DNS without the panic

DNS is a switchboard for your domain. Once you know what the five records actually do, every support article on the internet suddenly makes sense.

Hand-drawn wooden signpost with three blank directional arrows

DNS is just a phone book

When someone types your domain, their browser asks DNS: "what's the actual address?" DNS hands back an IP. That's the whole job. Everything else is just different lookups for different purposes (web, mail, verification).

DNS isn't fragile. It's just unfamiliar. Once you know what each record does, the panic stops.

The five records you'll actually touch

A record. Points your domain at a web server's IP address. The classic "make my website appear at yourbusiness.com" record.

CNAME. Points one name at another name instead of an IP. Common for www pointing at the bare domain, or for builder URLs like yoursite.somebuilder.com.

MX. Tells the world where your email lives. Mail providers give you the exact values to paste.

TXT. A note attached to your domain. Used for ownership verification (Google, Microsoft, analytics) and for email security (SPF, DKIM, DMARC).

TTL. Not really a record, more a setting on each one. It tells the world how long they can cache an answer before asking again. Higher = stable. Lower = faster to change.


Lower the TTL before you change anything important

If you know you're about to migrate mail or move hosting next weekend, drop the TTL on the affected records to 300 seconds (5 minutes) a day or two beforehand. When the cut-over happens, the world picks up the new values almost immediately instead of being stuck on the old ones for hours.


The two changes that scare people, and how to do them calmly

Pointing your domain at a new website. Update the A record (and the www CNAME if you have one). Wait. That's it. Old visitors might see the old site for a few minutes; new visitors hit the new one.

Switching email providers.

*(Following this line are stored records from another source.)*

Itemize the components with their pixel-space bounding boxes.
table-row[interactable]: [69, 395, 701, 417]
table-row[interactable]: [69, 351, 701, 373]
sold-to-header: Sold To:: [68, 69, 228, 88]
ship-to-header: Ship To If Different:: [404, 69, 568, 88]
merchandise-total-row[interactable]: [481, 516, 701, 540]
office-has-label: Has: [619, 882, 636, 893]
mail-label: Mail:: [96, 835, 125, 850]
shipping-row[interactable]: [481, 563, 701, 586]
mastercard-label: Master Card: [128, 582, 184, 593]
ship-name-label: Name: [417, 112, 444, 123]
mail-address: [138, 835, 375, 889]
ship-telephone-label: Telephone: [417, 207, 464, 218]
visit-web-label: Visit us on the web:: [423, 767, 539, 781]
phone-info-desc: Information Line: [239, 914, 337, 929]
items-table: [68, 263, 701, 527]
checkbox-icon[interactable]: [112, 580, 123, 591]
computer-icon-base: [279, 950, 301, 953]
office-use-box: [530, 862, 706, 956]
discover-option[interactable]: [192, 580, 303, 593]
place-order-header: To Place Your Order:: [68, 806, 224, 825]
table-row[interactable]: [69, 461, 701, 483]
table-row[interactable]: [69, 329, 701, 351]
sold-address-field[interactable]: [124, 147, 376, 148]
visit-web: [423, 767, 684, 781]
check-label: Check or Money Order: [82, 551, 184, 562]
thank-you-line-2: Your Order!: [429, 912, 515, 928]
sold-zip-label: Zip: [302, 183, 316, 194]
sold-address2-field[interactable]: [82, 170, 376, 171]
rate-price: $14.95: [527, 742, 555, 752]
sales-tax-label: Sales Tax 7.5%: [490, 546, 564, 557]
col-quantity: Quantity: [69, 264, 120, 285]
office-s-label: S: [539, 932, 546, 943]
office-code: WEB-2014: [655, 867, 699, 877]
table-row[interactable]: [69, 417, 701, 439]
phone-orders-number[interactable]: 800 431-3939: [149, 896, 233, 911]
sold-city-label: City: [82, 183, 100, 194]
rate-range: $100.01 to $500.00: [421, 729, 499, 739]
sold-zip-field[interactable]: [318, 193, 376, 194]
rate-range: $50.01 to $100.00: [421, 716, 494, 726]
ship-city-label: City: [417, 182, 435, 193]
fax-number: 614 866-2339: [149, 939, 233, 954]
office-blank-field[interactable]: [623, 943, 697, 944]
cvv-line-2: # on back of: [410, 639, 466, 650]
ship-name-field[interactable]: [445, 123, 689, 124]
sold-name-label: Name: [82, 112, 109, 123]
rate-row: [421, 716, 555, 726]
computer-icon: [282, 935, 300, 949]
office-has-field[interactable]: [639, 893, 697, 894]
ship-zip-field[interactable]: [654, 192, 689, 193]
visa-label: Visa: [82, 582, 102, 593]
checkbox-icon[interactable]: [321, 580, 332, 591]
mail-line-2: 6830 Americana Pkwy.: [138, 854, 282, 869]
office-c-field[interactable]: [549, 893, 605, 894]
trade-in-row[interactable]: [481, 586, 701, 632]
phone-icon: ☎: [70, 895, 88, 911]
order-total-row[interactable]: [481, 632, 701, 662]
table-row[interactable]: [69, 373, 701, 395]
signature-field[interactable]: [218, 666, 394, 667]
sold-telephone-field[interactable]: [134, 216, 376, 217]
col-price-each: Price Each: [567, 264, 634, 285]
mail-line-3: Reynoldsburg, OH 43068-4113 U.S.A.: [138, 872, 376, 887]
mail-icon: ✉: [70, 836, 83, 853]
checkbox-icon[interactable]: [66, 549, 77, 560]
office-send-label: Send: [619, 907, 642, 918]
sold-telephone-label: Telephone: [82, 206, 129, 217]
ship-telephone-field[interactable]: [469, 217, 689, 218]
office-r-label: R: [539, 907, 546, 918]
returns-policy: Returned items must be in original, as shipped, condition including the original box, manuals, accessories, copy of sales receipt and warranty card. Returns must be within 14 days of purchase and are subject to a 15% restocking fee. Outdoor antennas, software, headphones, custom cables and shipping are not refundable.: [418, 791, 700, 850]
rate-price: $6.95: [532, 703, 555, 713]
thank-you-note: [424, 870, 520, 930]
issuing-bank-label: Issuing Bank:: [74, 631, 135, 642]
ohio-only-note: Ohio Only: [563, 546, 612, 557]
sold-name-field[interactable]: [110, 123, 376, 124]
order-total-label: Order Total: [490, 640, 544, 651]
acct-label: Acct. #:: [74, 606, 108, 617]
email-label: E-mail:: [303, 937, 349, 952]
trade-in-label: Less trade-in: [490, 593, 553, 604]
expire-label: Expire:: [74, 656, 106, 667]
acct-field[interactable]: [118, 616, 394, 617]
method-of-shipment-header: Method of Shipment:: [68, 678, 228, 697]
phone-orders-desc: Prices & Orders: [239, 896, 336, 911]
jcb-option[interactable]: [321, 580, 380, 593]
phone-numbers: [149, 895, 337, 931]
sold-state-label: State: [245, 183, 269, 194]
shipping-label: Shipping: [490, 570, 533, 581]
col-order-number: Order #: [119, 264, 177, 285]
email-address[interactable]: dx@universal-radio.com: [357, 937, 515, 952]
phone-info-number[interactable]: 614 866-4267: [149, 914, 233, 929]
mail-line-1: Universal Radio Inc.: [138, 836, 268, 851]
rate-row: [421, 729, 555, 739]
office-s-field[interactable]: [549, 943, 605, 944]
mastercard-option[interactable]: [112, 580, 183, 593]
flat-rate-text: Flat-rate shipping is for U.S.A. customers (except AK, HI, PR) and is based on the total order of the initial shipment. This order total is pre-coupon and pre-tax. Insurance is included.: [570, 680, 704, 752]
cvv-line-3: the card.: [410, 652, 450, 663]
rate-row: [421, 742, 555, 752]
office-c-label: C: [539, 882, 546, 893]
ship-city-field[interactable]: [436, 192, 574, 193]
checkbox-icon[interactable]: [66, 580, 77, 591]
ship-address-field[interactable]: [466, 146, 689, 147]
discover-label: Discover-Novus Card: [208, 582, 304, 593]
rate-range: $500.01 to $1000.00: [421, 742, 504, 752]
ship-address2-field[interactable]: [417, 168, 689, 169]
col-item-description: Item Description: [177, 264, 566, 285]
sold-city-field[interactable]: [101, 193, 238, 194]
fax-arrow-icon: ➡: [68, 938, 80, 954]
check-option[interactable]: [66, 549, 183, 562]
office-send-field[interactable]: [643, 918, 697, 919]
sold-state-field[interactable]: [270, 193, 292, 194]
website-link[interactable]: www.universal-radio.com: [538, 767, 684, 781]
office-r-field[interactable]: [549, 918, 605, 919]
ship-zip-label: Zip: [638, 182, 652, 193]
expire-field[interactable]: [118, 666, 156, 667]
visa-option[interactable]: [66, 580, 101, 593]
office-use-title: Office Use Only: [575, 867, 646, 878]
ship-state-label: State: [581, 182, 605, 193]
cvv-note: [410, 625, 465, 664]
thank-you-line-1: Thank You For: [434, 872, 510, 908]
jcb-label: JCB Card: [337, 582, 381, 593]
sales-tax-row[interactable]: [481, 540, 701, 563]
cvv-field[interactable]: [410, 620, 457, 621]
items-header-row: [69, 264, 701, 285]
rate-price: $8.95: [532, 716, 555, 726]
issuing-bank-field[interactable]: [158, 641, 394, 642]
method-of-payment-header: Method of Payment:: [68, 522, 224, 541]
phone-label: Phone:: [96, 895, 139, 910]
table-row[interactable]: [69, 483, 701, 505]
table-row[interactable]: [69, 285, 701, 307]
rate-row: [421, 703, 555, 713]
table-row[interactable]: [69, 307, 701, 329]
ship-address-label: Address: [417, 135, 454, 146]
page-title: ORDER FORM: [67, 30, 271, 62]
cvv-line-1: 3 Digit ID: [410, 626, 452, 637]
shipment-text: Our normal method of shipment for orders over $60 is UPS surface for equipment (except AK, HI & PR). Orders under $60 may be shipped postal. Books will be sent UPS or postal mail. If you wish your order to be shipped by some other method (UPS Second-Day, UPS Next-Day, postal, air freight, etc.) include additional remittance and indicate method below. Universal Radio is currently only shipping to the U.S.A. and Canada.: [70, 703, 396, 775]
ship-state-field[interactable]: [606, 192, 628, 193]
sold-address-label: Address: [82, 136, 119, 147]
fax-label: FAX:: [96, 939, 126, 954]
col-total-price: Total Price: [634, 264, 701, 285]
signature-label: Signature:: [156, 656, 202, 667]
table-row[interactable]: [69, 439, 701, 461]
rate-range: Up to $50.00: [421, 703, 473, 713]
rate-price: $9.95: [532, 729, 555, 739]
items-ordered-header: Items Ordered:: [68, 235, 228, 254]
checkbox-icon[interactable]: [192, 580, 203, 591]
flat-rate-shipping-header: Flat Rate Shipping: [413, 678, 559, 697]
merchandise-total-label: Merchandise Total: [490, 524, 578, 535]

Add the new MX records before removing the old ones, set them to a higher priority number (lower priority numbers win), then flip the priorities once the new inbox is receiving mail. Less downtime, less drama.

Mail at the same place as the domain

No copy-pasting MX records. The provider wires it up for you.


When something looks broken, check propagation before you change anything else

DNS changes don't always reach everyone at the same time. Before you assume something's wrong, paste your domain into a propagation checker and see if the new value is showing up around the world. If half the planet sees the new record and half doesn't, it's just propagation; wait an hour.